Four years after its initial passage, lawmakers and lawyers are still talking about — and making pretty big decisions regarding — the Affordable Care Act. Today was a big day for a case that could dramatically affect interpretation of the contraception requirements of the health care mandate, as well as the right of private companies and corporations to invoke religious beliefs in response to federal law.
The justices heard 90 minutes of oral arguments regarding the cases Sebelius v. Hobby Lobby Stores, Inc. and Conestoga Wood Specialties Corp. v. Sebelius. The two challengers claim that because the companies have religious foundations (the owners are Southern Baptist and Mennonite, respectively), they cannot be required to provide insurance that includes birth control they say causes abortions, specifically IUDs and the morning after pill (though most reports refute those claims). The justices will likely rule on the case in June, and it’s hard to predict the outcome after today’s hearings.
As predicted, it appears that Justice Anthony Kennedy will be a swing vote in the case. Justices Scalia, Alito and Thomas appeared to stand with the challengers, as is expected of those conservative justices.
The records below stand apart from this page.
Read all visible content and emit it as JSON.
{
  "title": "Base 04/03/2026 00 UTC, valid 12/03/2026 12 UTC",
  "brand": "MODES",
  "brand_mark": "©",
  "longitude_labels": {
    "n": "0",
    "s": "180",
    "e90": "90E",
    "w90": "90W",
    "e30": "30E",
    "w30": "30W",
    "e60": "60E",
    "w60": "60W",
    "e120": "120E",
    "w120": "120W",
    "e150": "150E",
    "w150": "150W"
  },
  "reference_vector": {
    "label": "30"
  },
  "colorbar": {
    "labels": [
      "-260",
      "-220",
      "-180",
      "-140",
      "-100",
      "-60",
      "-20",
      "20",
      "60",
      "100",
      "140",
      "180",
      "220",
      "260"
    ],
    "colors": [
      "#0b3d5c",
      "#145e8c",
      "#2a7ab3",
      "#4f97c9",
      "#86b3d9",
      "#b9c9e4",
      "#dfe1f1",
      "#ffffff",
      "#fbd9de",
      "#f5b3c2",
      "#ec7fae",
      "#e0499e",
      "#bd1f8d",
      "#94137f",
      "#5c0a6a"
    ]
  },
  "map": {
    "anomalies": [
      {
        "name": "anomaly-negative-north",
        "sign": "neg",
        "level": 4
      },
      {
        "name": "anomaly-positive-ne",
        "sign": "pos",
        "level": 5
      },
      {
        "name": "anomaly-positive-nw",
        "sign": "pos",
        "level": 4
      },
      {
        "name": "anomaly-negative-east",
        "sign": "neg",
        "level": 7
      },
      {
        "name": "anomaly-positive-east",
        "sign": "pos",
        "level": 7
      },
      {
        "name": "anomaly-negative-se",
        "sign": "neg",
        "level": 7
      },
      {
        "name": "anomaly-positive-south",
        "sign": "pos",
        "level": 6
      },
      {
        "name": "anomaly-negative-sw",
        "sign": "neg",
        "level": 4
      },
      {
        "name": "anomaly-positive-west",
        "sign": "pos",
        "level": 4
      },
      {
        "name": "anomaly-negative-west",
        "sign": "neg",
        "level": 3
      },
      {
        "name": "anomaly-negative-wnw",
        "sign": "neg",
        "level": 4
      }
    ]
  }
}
All three women justices spoke strongly on the side of the government. They, like 84 percent of women voters in a recent poll, believe women should be able decide when and how to use birth control, not those women’s bosses.

The New York Times does a good job of breaking down the current state of the ACA and these cases. Pew also has some helpful, more detailed information on the background and context of the case, but I’m most interested in their explanations of the potential affects depending on how the court rules.
If the government prevails and the Supreme Court holds that RFRA does not cover for-profit entities or their owners or managers, the decision would immediately end all religious-liberty-based challenges to the contraception mandate by for-profit businesses. It also would bar businesses from invoking RFRA in lawsuits challenging other laws. Such a ruling would not, however, have any impact on the pending challenges to the contraception mandate by religious nonprofit organizations.
RFRA is the Religious Freedom Restoration Act, which in 1993 “directs courts to exempt any party who can show that the challenged law or government action substantially burdens his or her religious practice, unless the government shows that the law advances a compelling interest that cannot be achieved without imposing the burden on the person’s free exercise of religion.” One of the big questions in this case is whether private, non-religious corporations have that same right not to follow laws or government acts that burden their religious practice, since the RFRA was designed to protect individuals. But this is a post-Citizens United world. If the court rules in favor of the companies, it would open the door for companies to object to following any laws they feel are contrary to their religion — Kagan pointed out child labor laws, sex discrimination laws, and minimum wage laws as potential targets. Another obvious potential target is federal laws that require equal benefits and protections for queer individuals and couples. Plenty of businesses already want to invoke religion to discriminate against gay people, as was made clear in Arizona last month.

Of course, there are all sorts of in between places where the justices could land, some that dramatically expand the scope of religious liberty and others that maintain the status quo. The court could rule, for example, that RFRA does apply to companies but that the birth control provision does not count as a substantial burden because the employer is so far removed from the provision of birth control from insurance company to individual. That would make it hard for the religious non-profits gunning for exemptions to the birth control part of the mandate in other cases to succeed.
The outcome of the case matters greatly not just for women who want to take birth control while working for companies with religious owners, but anyone with a religious employer who wants equal rights and protections under the law. It’s endlessly frustrating to watch corporations and individuals invoke the Constitution and the Gospel to justify discrimination, when both those documents inherently aim to extend freedom and justice to all people. Of course constitutional interpretation is far more complicated than that, but I’m pretty sure the Founding Fathers would be like, “Go home and make a foam picture frame Hobby Lobby, you’re drunk.”